29 January 2009

Truffles




I'm a big fan of Recipezaar.com. I find so many good recipes there. Here's one for the most amazing truffles:


Raspberry Truffles
8 oz semisweet chocolate
1/4 c butter 2 T cream (I use 3 T cream + 2 T Creme de Cocao)
1/2 c raspberry jam (preferably seedless)
2 T lemon juice
1/2 c cornstarch or cocao powder

Melt the chocolate and put in medium sized bowl. Bring the cream and butter to a boil. When boiling remove from heat and add to the chocolate. Mix well. Add jam, lemon, and Creme de Cacao and whisk in.
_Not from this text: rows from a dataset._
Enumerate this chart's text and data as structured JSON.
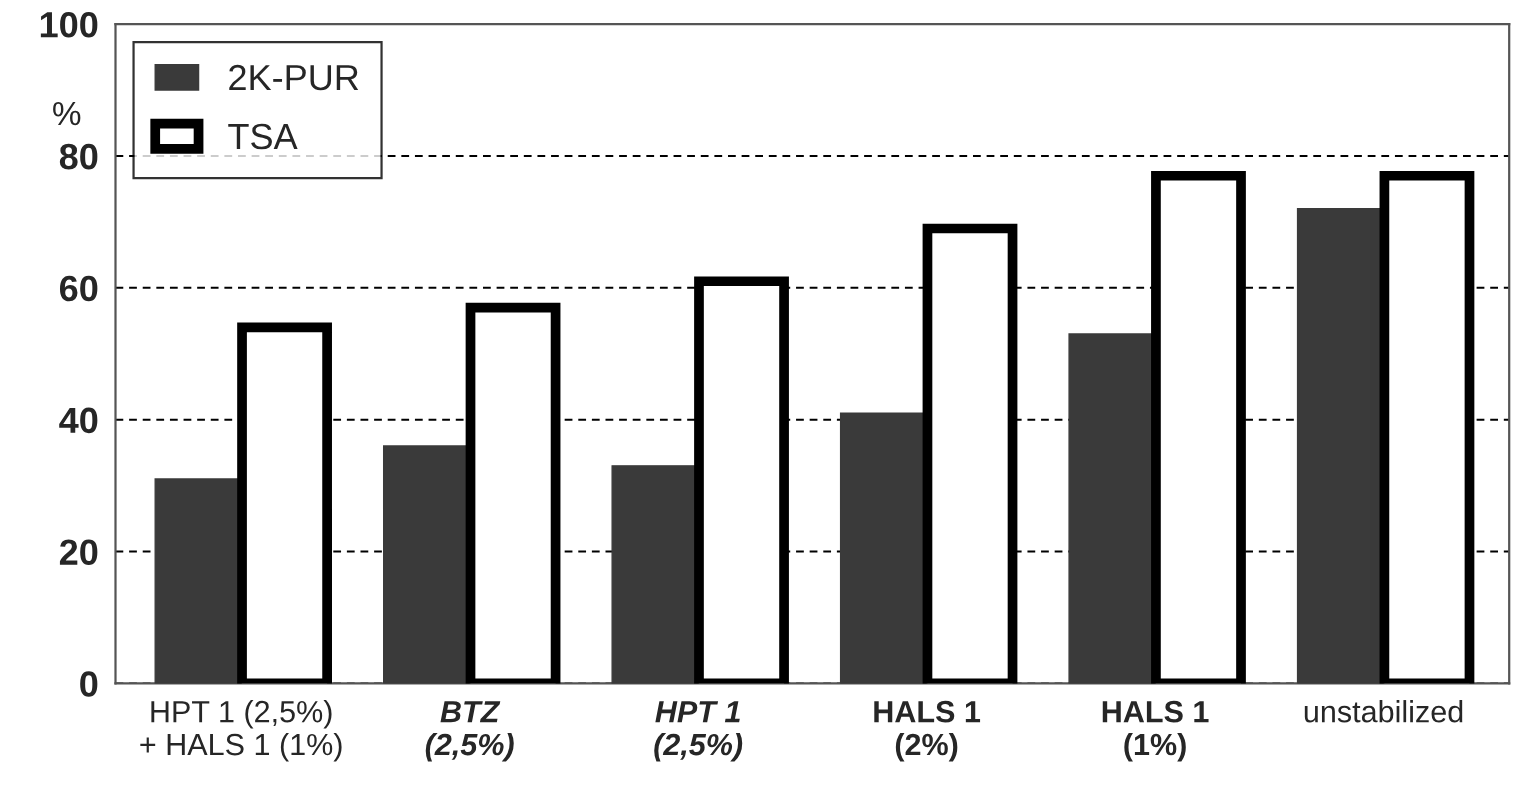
{
  "chart_data": {
    "type": "bar",
    "ylabel": "%",
    "categories": [
      "HPT 1 (2,5%)\n+ HALS 1 (1%)",
      "BTZ\n(2,5%)",
      "HPT 1\n(2,5%)",
      "HALS 1\n(2%)",
      "HALS 1\n(1%)",
      "unstabilized"
    ],
    "series": [
      {
        "name": "2K-PUR",
        "color": "#3a3a3a",
        "values": [
          31,
          36,
          33,
          41,
          53,
          72
        ]
      },
      {
        "name": "TSA",
        "color": "#ffffff",
        "values": [
          54,
          57,
          61,
          69,
          77,
          77
        ]
      }
    ],
    "ylim": [
      0,
      100
    ],
    "yticks": [
      0,
      20,
      40,
      60,
      80,
      100
    ],
    "grid": "y",
    "legend": "top left"
  }
}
Cover the mixture and place in the freezer for 60-90 minutes. Remove from the freezer, and line a baking sheet with waxed paper. Scoop the mixuture out and place in 2 T balls on the waxed paper. Chill for 15 minutes. Roll balls in the cornstarch or cocao powder, cover loosely with plastic wrap, and chill overnight. The coating I use for these comes from the book "Double Shot" by Diane Mott Davidson:

Chocolate Coating
6 oz dark chocolate
2 T clarified butter (regular unsalted works, too)
Melt chocolate and butter together on low heat. Using 2 forks (this method worked best for me) drop each ball into the melted chocolate and coat, allow excess chocolate to drip off. Then place back on the waxed paper lined cookie sheet. Stir the melted chocolate often. These can be sprinkled with nuts or crushed candies, but this must be done immediately, the chocolate sets very quickly. When the chocolate coating has fully set, serve or wrap in foil.